On Wed, 19 Feb 2020 14:34:33 +0100, Kelly Smith <[log in to unmask]> wrote:
>On Wed, 19 Feb 2020 12:27:31 +0100, Bruno Le Floch <[log in to unmask]> wrote:
>>On 2/19/20 10:25 AM, Jonathan Spratte wrote:
>>>> - Defining an environment that sets up active characters to emulate
>>>> traditional BNF syntax is very concise, but comes at the cost of
>>>> delimited arguments and catcode madness.
>>> You could as well use a letter-by-letter parser that doesn't need altered
>>> category codes. Take a look at the pgf module `parser`. That's not `expl3`
>>> but could give you an idea on what's possible.
>>I've been *toying* for a long time (haven't gone very far) with the idea
>>of writing a parser generator, but I couldn't decide how powerful to
>>make it. One option would be to support "parsing expression grammars"
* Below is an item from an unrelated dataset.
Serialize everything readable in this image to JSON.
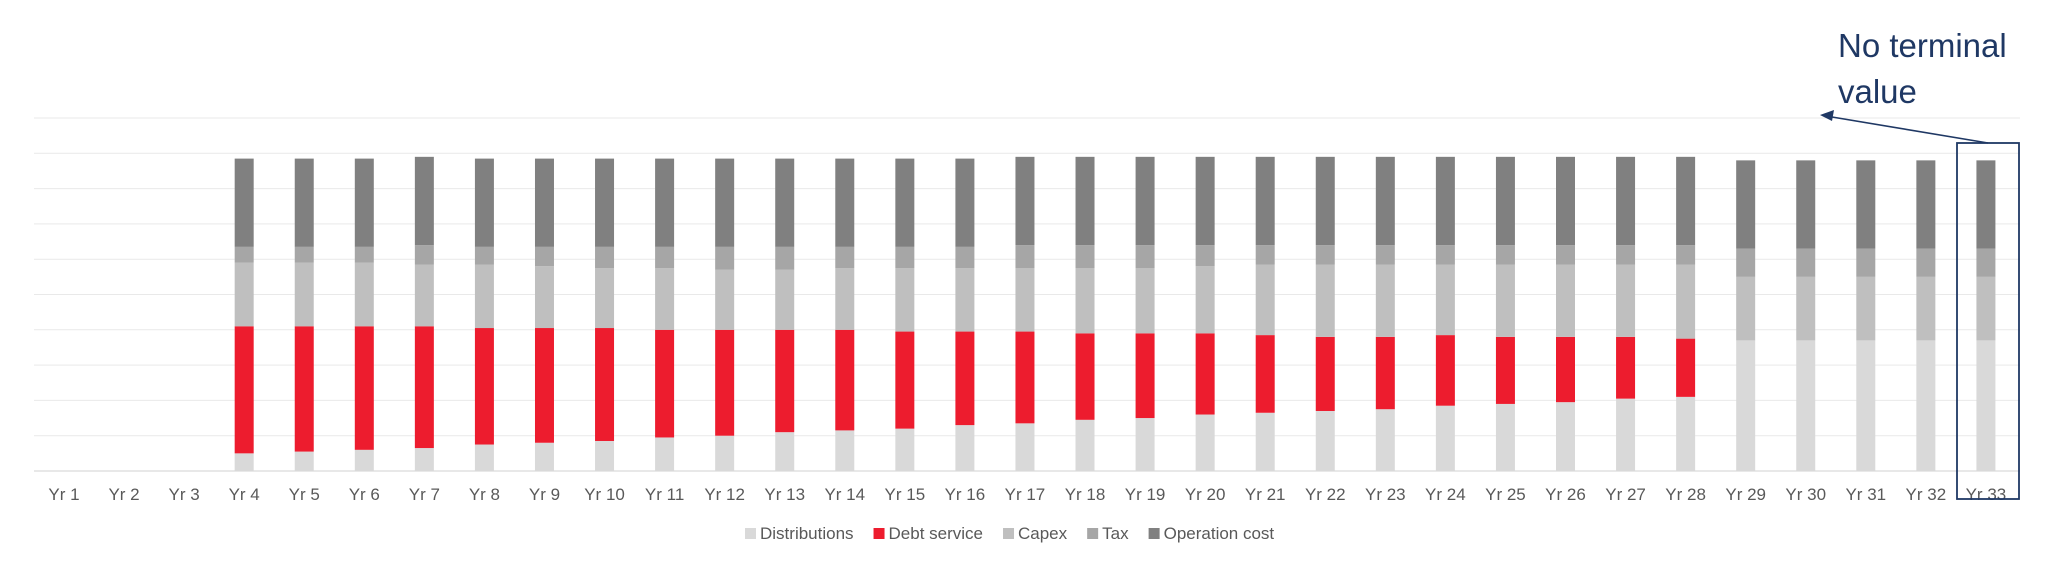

>>(PEGs), which can be parsed in linear time using a packrat parser (but
>>use a lot of memory, possibly problematic). Another option would be to
>>stick with more traditional things like LL or LR parser. To be honest,
>>I don't know enough about parsers and what useful languages they cover
>>to decide. Thoughts welcome.
>Given that the machinery already exists in the regex module, I would
>suggest making a lexer generator and then complementing it with
>a parser generator.
>Some quick reading suggests that LALR parsers (e.g. YACC) would be
>a good balance of expressiveness and efficiency. Since this would be
>used for document syntax, the parsers do not need to be very powerful,
>since user-facing syntax should be relatively simple and certainly
>should be unambiguous.
After discussing with a friend who’s more knowledgeable about parsers
than I, I’m retracting my suggestion of an LALR parser, in favor of PEGs.
However, after thinking about it, I’ve come to favor the idea that parsing
document syntax should still be done as it’s always been in LaTeX:
incrementally and interleaved with command execution. Trying to parse and
heavily process entire documents or even large sections at once would be
very resource-intensive and require a lot of tooling. I’ll have to consider this
further and see if I can explain it more fully.